An Einrichtungen hatte die jüdische Gemeinde eine Synagoge, eine
Religionsschule, ein rituelles Bad und einen Friedhof. Die Gemeinde gehörte
zum Rabbinatsbezirk Trier.
Im Ersten Weltkrieg fielen aus der jüdischen Gemeinde Abraham Drucker
(geb. 1884, an den Folgen der Verwundung 1919 gestorben), Jakob Drucker (geb.
1879, gef. 1915) und Gustav Faber (geb. 1884, gef. 1916).
Um 1925 gehörten zur jüdischen Gemeinde noch 24
Personen (2,4 % von etwa 1.000 Einwohnern).
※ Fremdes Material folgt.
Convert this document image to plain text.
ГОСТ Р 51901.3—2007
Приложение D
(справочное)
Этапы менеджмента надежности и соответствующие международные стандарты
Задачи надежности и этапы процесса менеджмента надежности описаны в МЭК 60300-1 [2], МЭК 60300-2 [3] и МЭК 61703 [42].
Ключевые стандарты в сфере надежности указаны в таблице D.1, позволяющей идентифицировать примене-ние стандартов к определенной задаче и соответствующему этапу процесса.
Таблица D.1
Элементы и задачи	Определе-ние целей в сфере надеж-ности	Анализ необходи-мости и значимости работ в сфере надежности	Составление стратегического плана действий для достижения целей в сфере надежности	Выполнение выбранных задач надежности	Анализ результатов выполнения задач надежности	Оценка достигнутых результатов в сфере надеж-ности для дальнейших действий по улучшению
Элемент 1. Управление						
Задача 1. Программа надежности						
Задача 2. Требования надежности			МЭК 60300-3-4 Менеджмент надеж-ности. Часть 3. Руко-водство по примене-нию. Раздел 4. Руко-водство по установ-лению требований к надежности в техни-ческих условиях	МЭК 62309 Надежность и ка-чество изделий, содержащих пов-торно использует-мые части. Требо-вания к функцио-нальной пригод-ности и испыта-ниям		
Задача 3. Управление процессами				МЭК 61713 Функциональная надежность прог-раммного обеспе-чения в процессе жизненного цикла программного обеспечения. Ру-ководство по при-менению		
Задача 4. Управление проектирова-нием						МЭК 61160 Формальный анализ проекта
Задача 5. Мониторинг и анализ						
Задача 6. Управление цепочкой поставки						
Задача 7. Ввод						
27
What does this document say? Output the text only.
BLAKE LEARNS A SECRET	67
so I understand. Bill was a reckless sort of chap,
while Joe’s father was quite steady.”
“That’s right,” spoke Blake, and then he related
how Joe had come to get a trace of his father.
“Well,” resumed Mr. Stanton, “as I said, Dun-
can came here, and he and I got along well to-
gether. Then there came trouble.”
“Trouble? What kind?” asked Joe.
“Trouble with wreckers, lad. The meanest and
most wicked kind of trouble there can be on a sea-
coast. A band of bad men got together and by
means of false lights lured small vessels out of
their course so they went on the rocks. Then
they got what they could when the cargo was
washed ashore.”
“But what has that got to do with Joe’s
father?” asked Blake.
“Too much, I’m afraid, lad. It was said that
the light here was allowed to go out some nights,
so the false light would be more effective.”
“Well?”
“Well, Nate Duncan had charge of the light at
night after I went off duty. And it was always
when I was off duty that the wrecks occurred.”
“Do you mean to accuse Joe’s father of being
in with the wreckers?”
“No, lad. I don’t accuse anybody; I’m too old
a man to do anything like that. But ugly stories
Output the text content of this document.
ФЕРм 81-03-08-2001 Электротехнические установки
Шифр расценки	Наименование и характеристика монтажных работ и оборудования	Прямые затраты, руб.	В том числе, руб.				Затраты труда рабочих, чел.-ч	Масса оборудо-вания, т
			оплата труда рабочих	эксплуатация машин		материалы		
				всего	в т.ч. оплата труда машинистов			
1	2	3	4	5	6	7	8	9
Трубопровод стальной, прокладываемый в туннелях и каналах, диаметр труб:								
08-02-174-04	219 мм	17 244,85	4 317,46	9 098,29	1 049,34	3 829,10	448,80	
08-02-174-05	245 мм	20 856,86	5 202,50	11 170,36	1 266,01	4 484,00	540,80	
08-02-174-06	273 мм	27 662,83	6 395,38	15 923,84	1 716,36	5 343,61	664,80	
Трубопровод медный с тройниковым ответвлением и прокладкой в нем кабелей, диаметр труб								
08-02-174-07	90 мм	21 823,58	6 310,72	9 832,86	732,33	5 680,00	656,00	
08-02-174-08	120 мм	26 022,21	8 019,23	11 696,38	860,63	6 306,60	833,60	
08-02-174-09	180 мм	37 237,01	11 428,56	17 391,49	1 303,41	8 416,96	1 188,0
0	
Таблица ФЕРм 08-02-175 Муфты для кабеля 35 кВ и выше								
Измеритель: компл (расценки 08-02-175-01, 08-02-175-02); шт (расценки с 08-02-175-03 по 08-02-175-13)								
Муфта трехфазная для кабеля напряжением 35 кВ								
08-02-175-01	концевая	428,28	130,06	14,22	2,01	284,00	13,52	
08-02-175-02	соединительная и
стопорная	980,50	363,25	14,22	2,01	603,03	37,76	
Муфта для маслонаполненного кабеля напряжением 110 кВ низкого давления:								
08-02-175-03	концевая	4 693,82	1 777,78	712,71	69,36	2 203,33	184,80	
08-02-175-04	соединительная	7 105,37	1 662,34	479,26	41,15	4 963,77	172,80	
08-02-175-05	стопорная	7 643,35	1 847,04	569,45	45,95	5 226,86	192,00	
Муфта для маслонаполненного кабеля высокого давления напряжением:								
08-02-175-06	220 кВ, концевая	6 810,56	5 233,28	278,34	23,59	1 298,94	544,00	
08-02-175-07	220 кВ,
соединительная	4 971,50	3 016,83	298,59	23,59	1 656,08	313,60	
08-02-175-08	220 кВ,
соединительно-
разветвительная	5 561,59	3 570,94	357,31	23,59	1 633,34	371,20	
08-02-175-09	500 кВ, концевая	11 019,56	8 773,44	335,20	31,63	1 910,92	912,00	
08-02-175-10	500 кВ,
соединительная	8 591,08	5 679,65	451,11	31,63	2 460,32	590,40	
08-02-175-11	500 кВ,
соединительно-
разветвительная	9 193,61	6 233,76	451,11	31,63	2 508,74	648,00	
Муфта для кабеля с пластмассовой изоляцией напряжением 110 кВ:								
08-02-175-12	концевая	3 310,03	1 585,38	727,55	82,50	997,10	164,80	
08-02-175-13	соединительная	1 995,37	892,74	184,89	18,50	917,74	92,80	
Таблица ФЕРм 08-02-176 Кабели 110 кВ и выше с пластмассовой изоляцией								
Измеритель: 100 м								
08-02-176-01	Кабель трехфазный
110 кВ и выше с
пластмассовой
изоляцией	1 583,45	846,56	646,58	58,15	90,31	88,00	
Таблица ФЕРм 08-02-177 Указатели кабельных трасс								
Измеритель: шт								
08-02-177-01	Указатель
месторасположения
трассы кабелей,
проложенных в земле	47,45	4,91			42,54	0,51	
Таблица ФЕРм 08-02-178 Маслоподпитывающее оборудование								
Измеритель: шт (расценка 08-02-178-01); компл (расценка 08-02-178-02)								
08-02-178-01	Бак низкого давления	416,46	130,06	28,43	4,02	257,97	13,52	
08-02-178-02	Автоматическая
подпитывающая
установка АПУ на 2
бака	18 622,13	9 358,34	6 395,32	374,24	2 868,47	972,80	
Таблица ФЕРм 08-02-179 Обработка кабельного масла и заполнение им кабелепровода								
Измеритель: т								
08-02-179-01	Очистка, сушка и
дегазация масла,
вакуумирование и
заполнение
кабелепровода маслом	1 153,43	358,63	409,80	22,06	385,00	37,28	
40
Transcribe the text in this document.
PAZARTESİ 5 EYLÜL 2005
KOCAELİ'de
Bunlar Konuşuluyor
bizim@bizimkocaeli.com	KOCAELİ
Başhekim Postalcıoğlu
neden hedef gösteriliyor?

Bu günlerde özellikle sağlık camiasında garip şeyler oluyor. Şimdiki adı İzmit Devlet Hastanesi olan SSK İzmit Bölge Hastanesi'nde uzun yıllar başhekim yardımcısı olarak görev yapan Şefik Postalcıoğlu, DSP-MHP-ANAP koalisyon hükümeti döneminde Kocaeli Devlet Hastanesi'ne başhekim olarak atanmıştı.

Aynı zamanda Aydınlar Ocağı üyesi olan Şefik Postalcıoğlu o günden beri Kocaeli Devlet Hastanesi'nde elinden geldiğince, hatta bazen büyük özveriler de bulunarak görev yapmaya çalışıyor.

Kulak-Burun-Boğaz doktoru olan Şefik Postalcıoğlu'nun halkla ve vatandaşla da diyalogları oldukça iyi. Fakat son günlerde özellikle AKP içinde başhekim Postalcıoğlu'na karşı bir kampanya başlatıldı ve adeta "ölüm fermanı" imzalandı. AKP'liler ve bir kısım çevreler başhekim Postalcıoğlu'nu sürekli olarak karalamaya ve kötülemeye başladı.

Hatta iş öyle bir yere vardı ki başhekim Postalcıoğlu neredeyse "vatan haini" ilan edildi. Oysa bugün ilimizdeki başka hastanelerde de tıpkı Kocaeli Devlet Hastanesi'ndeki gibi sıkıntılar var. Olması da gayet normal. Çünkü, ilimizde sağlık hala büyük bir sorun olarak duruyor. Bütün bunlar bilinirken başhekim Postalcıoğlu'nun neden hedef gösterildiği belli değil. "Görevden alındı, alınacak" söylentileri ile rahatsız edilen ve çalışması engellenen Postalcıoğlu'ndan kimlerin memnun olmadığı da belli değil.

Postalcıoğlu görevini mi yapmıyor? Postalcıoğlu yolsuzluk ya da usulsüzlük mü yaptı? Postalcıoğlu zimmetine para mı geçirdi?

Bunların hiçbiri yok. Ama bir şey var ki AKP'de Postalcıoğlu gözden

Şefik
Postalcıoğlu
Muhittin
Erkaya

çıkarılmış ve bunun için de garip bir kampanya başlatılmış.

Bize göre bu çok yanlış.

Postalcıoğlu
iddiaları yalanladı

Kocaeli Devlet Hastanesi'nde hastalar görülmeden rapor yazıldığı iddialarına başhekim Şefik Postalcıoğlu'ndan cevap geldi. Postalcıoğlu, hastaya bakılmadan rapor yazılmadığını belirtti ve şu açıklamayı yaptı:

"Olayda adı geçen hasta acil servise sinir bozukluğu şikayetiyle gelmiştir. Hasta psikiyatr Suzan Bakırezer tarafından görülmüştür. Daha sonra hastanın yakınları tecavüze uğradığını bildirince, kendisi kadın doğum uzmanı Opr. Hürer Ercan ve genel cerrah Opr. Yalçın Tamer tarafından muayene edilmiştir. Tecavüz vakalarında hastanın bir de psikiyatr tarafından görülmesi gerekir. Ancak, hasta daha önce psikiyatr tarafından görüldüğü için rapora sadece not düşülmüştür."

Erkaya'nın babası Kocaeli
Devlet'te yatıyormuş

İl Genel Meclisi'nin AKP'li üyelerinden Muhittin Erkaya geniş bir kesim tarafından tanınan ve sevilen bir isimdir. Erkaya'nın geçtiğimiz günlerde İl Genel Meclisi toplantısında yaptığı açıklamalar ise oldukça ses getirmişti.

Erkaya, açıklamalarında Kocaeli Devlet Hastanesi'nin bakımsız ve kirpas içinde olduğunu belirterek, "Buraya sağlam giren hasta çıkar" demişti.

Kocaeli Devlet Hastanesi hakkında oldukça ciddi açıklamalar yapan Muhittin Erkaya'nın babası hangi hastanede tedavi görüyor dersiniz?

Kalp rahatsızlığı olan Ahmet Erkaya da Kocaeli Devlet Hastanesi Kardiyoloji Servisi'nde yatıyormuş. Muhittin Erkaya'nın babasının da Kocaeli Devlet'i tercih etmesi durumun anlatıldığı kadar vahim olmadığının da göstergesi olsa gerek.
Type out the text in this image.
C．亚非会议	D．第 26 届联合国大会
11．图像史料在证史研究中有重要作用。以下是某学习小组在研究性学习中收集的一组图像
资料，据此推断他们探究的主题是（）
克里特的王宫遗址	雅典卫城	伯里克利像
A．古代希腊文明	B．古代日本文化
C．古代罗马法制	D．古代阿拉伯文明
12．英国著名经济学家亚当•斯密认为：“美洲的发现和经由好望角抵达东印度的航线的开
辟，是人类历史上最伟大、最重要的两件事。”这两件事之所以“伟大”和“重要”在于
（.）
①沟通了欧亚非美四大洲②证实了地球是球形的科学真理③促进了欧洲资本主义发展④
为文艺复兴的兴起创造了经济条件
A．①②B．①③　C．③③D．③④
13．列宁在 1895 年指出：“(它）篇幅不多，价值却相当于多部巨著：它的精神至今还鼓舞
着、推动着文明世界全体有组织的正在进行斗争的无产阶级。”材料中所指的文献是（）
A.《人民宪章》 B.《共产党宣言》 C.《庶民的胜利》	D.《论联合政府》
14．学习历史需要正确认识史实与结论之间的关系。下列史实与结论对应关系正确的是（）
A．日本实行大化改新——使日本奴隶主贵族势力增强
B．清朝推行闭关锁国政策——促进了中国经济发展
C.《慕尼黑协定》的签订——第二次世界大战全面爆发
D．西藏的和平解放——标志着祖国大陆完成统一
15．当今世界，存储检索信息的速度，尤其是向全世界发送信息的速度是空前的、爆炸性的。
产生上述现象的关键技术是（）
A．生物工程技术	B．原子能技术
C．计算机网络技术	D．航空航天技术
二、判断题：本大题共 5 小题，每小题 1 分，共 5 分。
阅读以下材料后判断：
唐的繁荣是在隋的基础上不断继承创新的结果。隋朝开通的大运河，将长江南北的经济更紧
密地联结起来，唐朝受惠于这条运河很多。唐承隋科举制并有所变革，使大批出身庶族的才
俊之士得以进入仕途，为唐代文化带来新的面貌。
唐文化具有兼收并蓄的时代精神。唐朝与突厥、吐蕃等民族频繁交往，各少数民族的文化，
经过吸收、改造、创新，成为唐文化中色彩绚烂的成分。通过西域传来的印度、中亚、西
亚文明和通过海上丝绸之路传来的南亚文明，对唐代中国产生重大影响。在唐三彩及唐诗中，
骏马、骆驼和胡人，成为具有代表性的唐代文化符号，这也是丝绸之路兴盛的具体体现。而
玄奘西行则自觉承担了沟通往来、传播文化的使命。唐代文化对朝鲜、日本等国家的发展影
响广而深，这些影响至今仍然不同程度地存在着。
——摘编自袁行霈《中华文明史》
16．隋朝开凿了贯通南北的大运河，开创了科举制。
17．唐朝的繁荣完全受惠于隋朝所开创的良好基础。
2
Um 1925 war Gemeindevorsteher Abraham
Drucker, um 1932 Michel Drucker.
Von den in Bengel geborenen und/oder
längere Zeit am Ort wohnhaften jüdischen Personen sind in der NS-Zeit
umgekommen (Angaben nach den Listen von Yad
Vashem, Jerusalem und den Angaben des "Gedenkbuches
- Opfer der Verfolgung der Juden unter der nationalsozialistischen
Gewaltherrschaft in Deutschland 1933-1945"): Hedwig Bermann geb.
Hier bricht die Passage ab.